Sarmizegetusa Regia – les métamorphoses d’un lieu de mémoire

 

Résumé

Sarmizegetusa Regia (la capitale royale des Daces), est, peut-être, le plus fameux site archéologique de Roumanie : sa célébrité est explicable par son statut de lieu de mémoire, incrusté dans l’imaginaire national des Roumains, tout comme Alésia représentait un repère solide de la tradition historique française.

Le site a été associé aux débuts de l’ethnogenèse roumaine en tenant compte qu’il a vu se dérouler le dernier épisode, dramatique, de la conquête du Royaume des Daces par l’empereur Trajan, en 106 ap. J.-C.

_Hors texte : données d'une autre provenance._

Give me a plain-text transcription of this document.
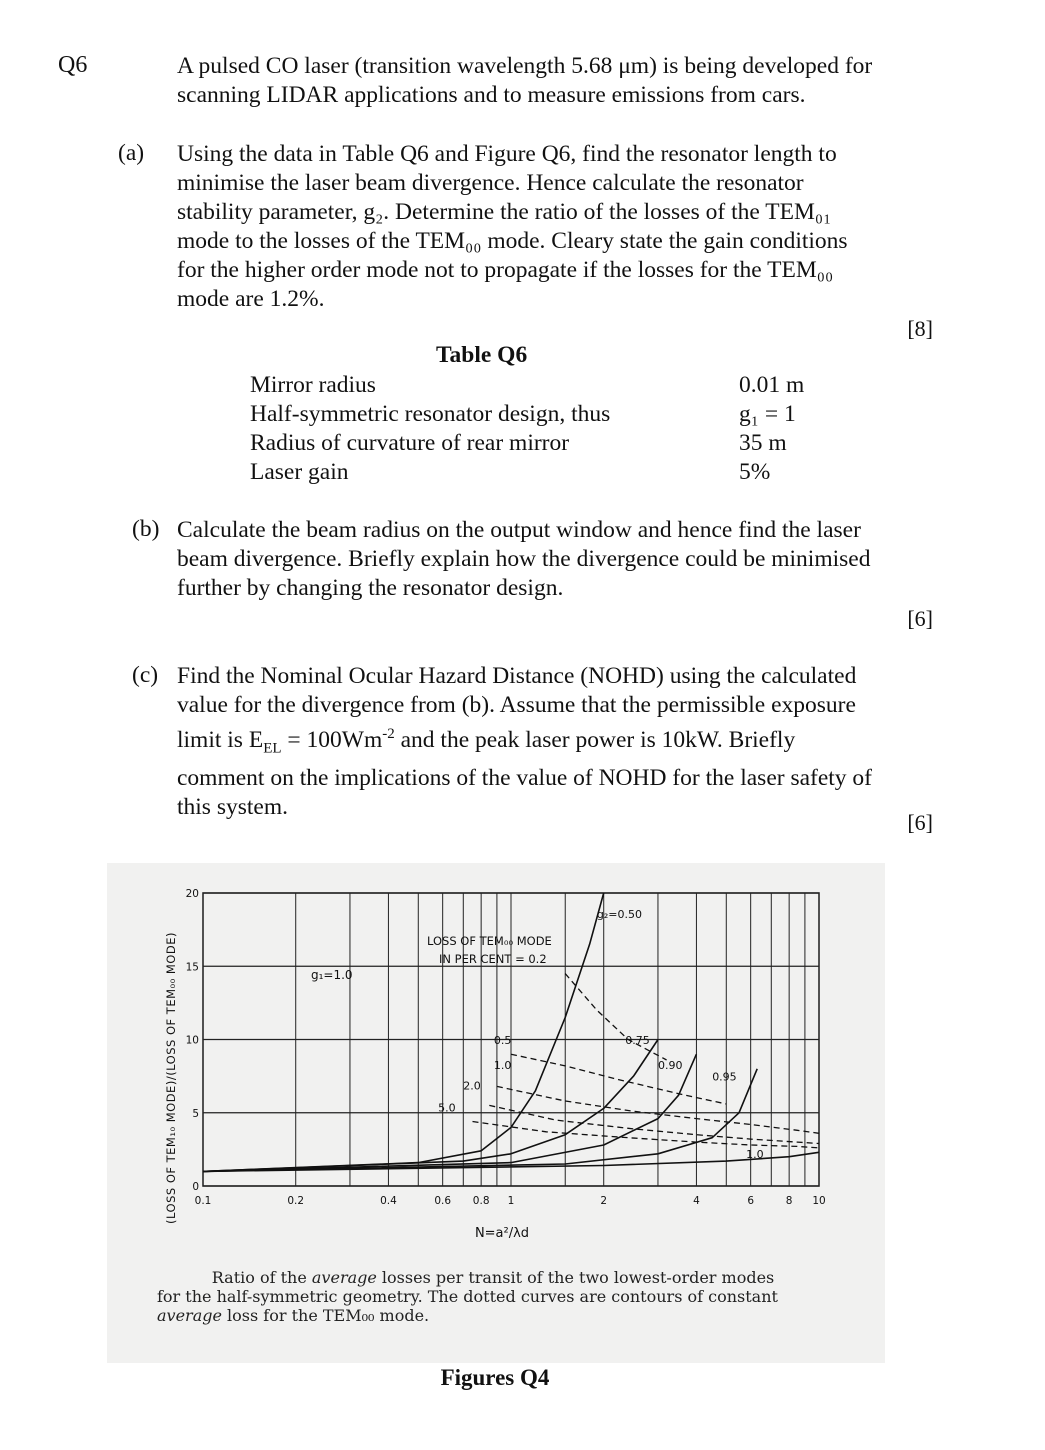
Q6	A pulsed CO laser (transition wavelength 5.68 μm) is being developed for
scanning LIDAR applications and to measure emissions from cars.
(a) Using the data in Table Q6 and Figure Q6, find the resonator length to
minimise the laser beam divergence. Hence calculate the resonator
stability parameter, g₂. Determine the ratio of the losses of the TEM₀₁
mode to the losses of the TEM₀₀ mode. Cleary state the gain conditions
for the higher order mode not to propagate if the losses for the TEM₀₀
mode are 1.2%.
[8]
Table Q6
Mirror radius	0.01 m
Half-symmetric resonator design, thus	g₁ = 1
Radius of curvature of rear mirror	35 m
Laser gain	5%
(b) Calculate the beam radius on the output window and hence find the laser
beam divergence. Briefly explain how the divergence could be minimised
further by changing the resonator design.
[6]
(c) Find the Nominal Ocular Hazard Distance (NOHD) using the calculated
value for the divergence from (b). Assume that the permissible exposure
limit is $E_{EL} = 100Wm^{-2}$ and the peak laser power is 10kW. Briefly
comment on the implications of the value of NOHD for the laser safety of
this system.
[6]
0.1	0.2	0.4	0.6 0.8 1	2	4	6	8 10
0
5
10
15
20
g₂=0.50
0.75
0.90
0.95
1.0
0.5
1.0
2.0
5.0
(LOSS OF TEM₁₀ MODE)/(LOSS OF TEM₀₀ MODE)
N=a²/λd
g₁=1.0
LOSS OF TEM₀₀ MODE
IN PER CENT = 0.2
Ratio of the average losses per transit of the two lowest-order modes
for the half-symmetric geometry. The dotted curves are contours of constant
average loss for the TEM₀₀ mode.
Figures Q4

Erigé sur une montagne dans le Sud de la Transylvanie, à 1000 m d’altitude, l’agglomération a la structure et les fonctions d’une ville: les trois parties (la forteresse, le sanctuaire et les vastes quartiers civils) sont reliées par des chemins; les fouilles ont mis en évidence une architecture sacrée monumentale, des ateliers métallurgiques et des maisons, contenant un riche mobilier bâties sur plus de 260 terrasses artificielles.

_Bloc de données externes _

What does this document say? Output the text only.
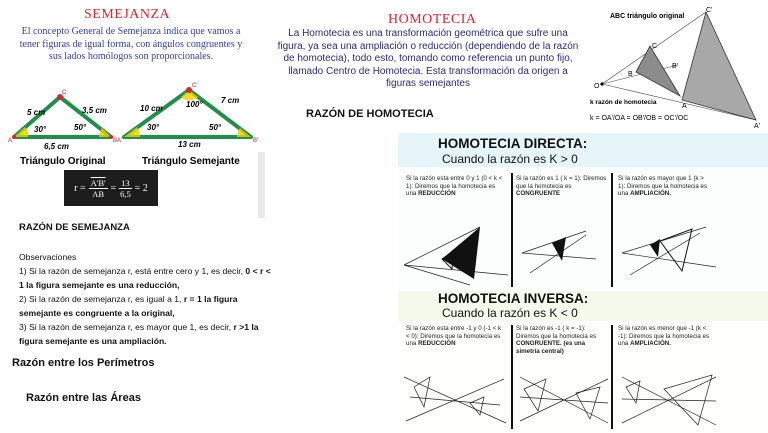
SEMEJANZA
El concepto General de Semejanza indica que vamos a tener figuras de igual forma, con ángulos congruentes y sus lados homólogos son proporcionales.
5 cm	3,5 cm
6,5 cm
30°	50°
A	B
C
Triángulo Original
10 cm
7 cm
13 cm
30°	50°
100°
A'	B'
C'
Triángulo Semejante
$r = \frac{A'B'}{AB} = \frac{13}{6,5} = 2$
RAZÓN DE SEMEJANZA
Observaciones
1) Si la razón de semejanza r, está entre cero y 1, es decir, 0 < r < 1 la figura semejante es una reducción,
2) Si la razón de semejanza r, es igual a 1, r = 1 la figura semejante es congruente a la original,
3) Si la razón de semejanza r, es mayor que 1, es decir, r >1 la figura semejante es una ampliación.
Razón entre los Perímetros
Razón entre las Áreas
HOMOTECIA
La Homotecia es una transformación geométrica que sufre una figura, ya sea una ampliación o reducción (dependiendo de la razón de homotecia), todo esto, tomando como referencia un punto fijo, llamado Centro de Homotecia. Esta transformación da origen a figuras semejantes
RAZÓN DE HOMOTECIA
ABC triángulo original
O
B
C
A
B'
C'
A'
k razón de homotecia
k = OA'/OA = OB'/OB = OC'/OC
HOMOTECIA DIRECTA:
Cuando la razón es K > 0
Si la razón esta entre 0 y 1 (0 < k < 1): Diremos que la homotecia es una REDUCCIÓN
Si la razón es 1 ( k = 1): Diremos que la homotecia es CONGRUENTE
Si la razón es mayor que 1 (k > 1): Diremos que la homotecia es una AMPLIACIÓN.
HOMOTECIA INVERSA:
Cuando la razón es K < 0
Si la razón esta entre -1 y 0 (-1 < k < 0): Diremos que la homotecia es una REDUCCIÓN
Si la razón es -1 ( k = -1): Diremos que la homotecia es CONGRUENTE. (es una simetría central)
Si la razón es menor que -1 (k < -1): Diremos que la homotecia es una AMPLIACIÓN.
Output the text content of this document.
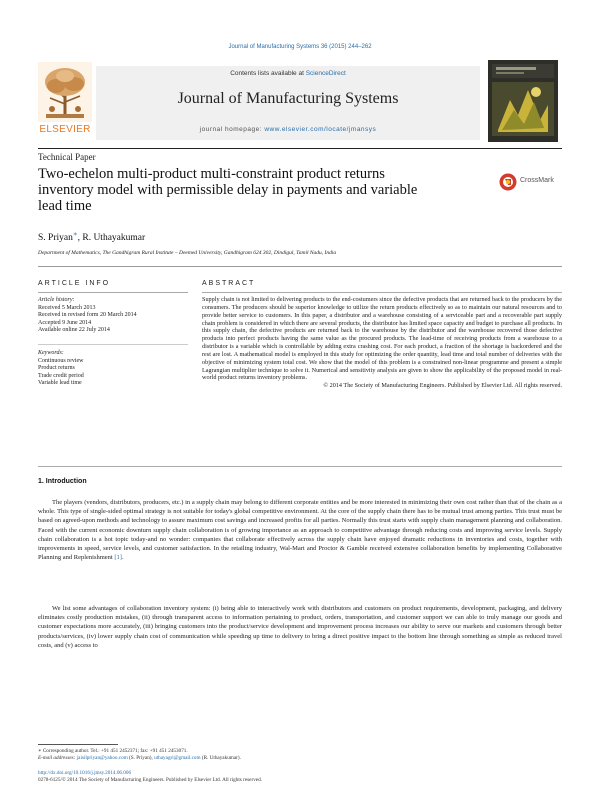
Journal of Manufacturing Systems 36 (2015) 244–262
Contents lists available at ScienceDirect
Journal of Manufacturing Systems
journal homepage: www.elsevier.com/locate/jmansys
ELSEVIER
Technical Paper
Two-echelon multi-product multi-constraint product returns inventory model with permissible delay in payments and variable lead time
CrossMark
S. Priyan∗, R. Uthayakumar
Department of Mathematics, The Gandhigram Rural Institute – Deemed University, Gandhigram 624 302, Dindigul, Tamil Nadu, India
ARTICLE INFO
Article history:
Received 5 March 2013
Received in revised form 20 March 2014
Accepted 9 June 2014
Available online 22 July 2014
Keywords:
Continuous review
Product returns
Trade credit period
Variable lead time
ABSTRACT
Supply chain is not limited to delivering products to the end-costumers since the defective products that are returned back to the producers by the consumers. The producers should be superior knowledge to utilize the return products effectively so as to maintain our natural resources and to provide better service to customers. In this paper, a distributor and a warehouse consisting of a serviceable part and a recoverable part supply chain problem is considered in which there are several products, the distributor has limited space capacity and budget to purchase all products. In this supply chain, the defective products are returned back to the warehouse by the distributor and the warehouse recovered those defective products into perfect products having the same value as the procured products. The lead-time of receiving products from a warehouse to a distributor is a variable which is controllable by adding extra crashing cost. For each product, a fraction of the shortage is backordered and the rest are lost. A mathematical model is employed in this study for optimizing the order quantity, lead time and total number of deliveries with the objective of minimizing system total cost. We show that the model of this problem is a constrained non-linear programme and present a simple Lagrangian multiplier technique to solve it. Numerical and sensitivity analysis are given to show the applicability of the proposed model in real-world product returns inventory problems.
© 2014 The Society of Manufacturing Engineers. Published by Elsevier Ltd. All rights reserved.
1. Introduction
The players (vendors, distributors, producers, etc.) in a supply chain may belong to different corporate entities and be more interested in minimizing their own cost rather than that of the chain as a whole. This type of single-sided optimal strategy is not suitable for today's global competitive environment. At the core of the supply chain there has to be mutual trust among parties. This trust must be based on agreed-upon methods and technology to assure maximum cost savings and increased profits for all parties. Normally this trust starts with supply chain management planning and collaboration. Faced with the current economic downturn supply chain collaboration is of growing importance as an approach to competitive advantage through reducing costs and improving service levels. Supply chain collaboration is a hot topic today-and no wonder: companies that collaborate effectively across the supply chain have enjoyed dramatic reductions in inventories and costs, together with improvements in speed, service levels, and customer satisfaction. In the retailing industry, Wal-Mart and Proctor & Gamble received extensive collaboration benefits by implementing Collaborative Planning and Replenishment [1].
We list some advantages of collaboration inventory system: (i) being able to interactively work with distributors and customers on product requirements, development, packaging, and delivery eliminates costly production mistakes, (ii) through transparent access to information pertaining to product, orders, transportation, and customer support we can able to truly manage our goods and customer expectations more accurately, (iii) bringing customers into the product/service development and improvement process increases our ability to serve our markets and customers through better products/services, (iv) lower supply chain cost of communication while speeding up time to delivery to bring a direct positive impact to the bottom line through something as simple as reduced travel costs, and (v) access to
∗ Corresponding author. Tel.: +91 451 2452371; fax: +91 451 2453071.
E-mail addresses: jaisilpriyan@yahoo.com (S. Priyan), uthayagri@gmail.com (R. Uthayakumar).
http://dx.doi.org/10.1016/j.jmsy.2014.06.006
0278-6125/© 2014 The Society of Manufacturing Engineers. Published by Elsevier Ltd. All rights reserved.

Au début du IIe siècle ap. J.-Chr., après une courte occupation romaine, l’endroit est tombé dans l’oubli jusqu’au XVIIIe siècle, quand la découverte d’un trésor, par les paysans de la région, a attiré l’attention des autorités autrichiennes de la Transylvanie. Ils ont commencé une chasse aux trésors officielle, mais ils ont trouvé des monuments qui ont accaparé l’intérêt des érudits, dans le climat culturel favorable à la valorisation des antiquités, typique au XIXe siècle.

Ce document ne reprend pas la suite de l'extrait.